Photo 1 : Emblème du bâtiment de projection et de commandement Tonnerre Ⓒ Alexandre BARRAT

Inspiré par l’histoire des unités ayant porté son nom, l’insigne du Tonnerre est soutenu par un cordage pour signifier son appartenance à l’élément maritime.

Le dragon rappelle l’Indochine, dernier théâtre d’opération sur lequel le chaland cuirassé Tonnerre a évolué entre 1952 et 1955 au sein de la flottille fluviale des Troupes Françaises d’Extrême-Orient créée par le commandant Jaubert en 1944. Il incarne également la mission de projection, pour laquelle le Tonnerre d’aujourd’hui a été conçu.

La grenade, d’où partent des éclairs, symbolise la détonation que produit un coup de tonnerre et reprend la symbolique de la proue du vaisseau de 74 canons Tonnerre, vaisseau qui combattit la flotte anglaise entre 1794 et 1809. Elle évoque également les troupes d’infanterie avec lesquelles le Tonnerre est déployé lors de ses missions.

Les éclairs évoquent les transmissions dont le BPC Tonnerre est puissamment doté afin de remplir sa mission de commandement de force à la mer.

Photo 2 : Photo de groupe sur le pont d’envol du BPC Tonnerre Ⓒ Alexandre BARRAT

Le 27 septembre dernier, nous étions 10 ANAJjiens à rejoindre Toulon pour embarquer à bord du Tonnerre. Le BPC faisait escale à Lisbonne pour accueillir à son bord un état-major OTAN commandé pour la première fois par un amiral étranger. Il devait ensuite rejoindre le large de l’Écosse pour participer à un exercice OTAN permettant à l’état-major Naval Striking and Support Force (STRIKFORNATO) de faire certifier sa capacité à commander la composante maritime de la Force de Réaction de l’OTAN. Ainsi, c’est dans une navigation de transit entre Toulon et Lisbonne que nous avons pu nous immerger dans la peau de marin, témoins du fonctionnement d’un grand bâtiment militaire.

Vers 16 heures, entre le Surcouf (Frégate Légère Furtive) et le Forbin (Frégate de Défense Aérienne), le Tonnerre appareille doucement. Nous assistons à la manœuvre depuis la passerelle de défense à vue, accès le plus haut du bâtiment. Le bateau met en marche ses deux moteurs électriques de près de 20 000 chevaux et s’écarte du quai et nous partons !

Pour sa mission, le Tonnerre aura besoin de deux chalands de transport de matériel, plus communément appelés « chalands de débarquement ». Le BPC s’immobilise dans la rade de Toulon.
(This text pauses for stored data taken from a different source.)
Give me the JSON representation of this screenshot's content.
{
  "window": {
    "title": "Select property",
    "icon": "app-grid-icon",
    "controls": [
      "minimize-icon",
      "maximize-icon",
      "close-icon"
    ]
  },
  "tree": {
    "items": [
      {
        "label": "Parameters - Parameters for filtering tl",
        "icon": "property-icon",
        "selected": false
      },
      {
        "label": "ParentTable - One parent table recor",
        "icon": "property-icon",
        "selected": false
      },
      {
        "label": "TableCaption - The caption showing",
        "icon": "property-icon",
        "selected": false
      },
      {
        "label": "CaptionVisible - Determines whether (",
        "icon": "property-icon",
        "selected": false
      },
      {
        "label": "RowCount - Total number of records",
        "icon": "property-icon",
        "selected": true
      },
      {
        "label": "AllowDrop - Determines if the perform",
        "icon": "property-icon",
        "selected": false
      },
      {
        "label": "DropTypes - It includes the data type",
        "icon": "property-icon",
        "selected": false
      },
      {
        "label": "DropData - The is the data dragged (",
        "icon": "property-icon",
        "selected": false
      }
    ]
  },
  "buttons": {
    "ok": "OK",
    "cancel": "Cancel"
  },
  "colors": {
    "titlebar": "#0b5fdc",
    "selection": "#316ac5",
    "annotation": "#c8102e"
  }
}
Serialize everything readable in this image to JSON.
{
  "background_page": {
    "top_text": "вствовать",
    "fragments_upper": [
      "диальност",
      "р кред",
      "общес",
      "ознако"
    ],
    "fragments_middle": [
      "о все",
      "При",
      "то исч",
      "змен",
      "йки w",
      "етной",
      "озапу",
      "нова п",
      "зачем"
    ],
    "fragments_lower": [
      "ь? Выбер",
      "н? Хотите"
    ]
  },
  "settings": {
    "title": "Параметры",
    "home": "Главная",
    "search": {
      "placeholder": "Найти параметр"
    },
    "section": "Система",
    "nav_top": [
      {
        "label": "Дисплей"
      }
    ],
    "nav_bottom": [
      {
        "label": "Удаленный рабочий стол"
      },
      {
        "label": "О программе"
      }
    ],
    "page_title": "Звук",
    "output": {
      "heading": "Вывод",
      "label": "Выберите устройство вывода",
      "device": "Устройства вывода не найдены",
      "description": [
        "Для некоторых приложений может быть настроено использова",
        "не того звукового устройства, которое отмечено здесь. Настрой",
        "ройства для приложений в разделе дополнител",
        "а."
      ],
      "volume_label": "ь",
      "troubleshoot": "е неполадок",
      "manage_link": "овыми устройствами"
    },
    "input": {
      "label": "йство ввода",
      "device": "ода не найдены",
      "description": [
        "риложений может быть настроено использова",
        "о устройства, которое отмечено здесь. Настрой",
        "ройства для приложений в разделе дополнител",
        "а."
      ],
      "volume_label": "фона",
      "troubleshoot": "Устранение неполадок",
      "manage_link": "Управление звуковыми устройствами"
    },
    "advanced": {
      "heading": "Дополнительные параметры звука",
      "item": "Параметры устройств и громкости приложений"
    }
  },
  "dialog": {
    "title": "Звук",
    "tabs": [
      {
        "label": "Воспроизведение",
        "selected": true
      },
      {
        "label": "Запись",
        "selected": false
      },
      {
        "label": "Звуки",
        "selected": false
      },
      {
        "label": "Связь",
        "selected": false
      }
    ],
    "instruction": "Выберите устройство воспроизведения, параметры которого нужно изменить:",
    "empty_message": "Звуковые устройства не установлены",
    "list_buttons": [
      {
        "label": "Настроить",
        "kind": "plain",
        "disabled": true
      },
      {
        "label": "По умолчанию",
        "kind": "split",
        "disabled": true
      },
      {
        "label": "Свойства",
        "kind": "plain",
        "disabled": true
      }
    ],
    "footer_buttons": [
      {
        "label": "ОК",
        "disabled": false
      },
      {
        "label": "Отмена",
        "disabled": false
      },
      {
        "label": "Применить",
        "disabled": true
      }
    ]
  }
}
Deux CTM sont en attente. Nous descendons alors dans le radier à l’arrière du bâtiment, l’eau commence à monter. Un officier marinier nous explique la manœuvre : « Les ballasts se remplissent d’eau de manière à enfoncer le bâtiment. L’objectif est d’inonder le radier pour créer un port intérieur et accueillir les CTM  ». Lentement et tour à tour, les CTM rentrent dans le Tonnerre. Une fois les deux bateaux amarrés, le déballastage commence, le bâtiment remonte, le radier s’assèche et les CTM s’échouent. La manœuvre est terminée.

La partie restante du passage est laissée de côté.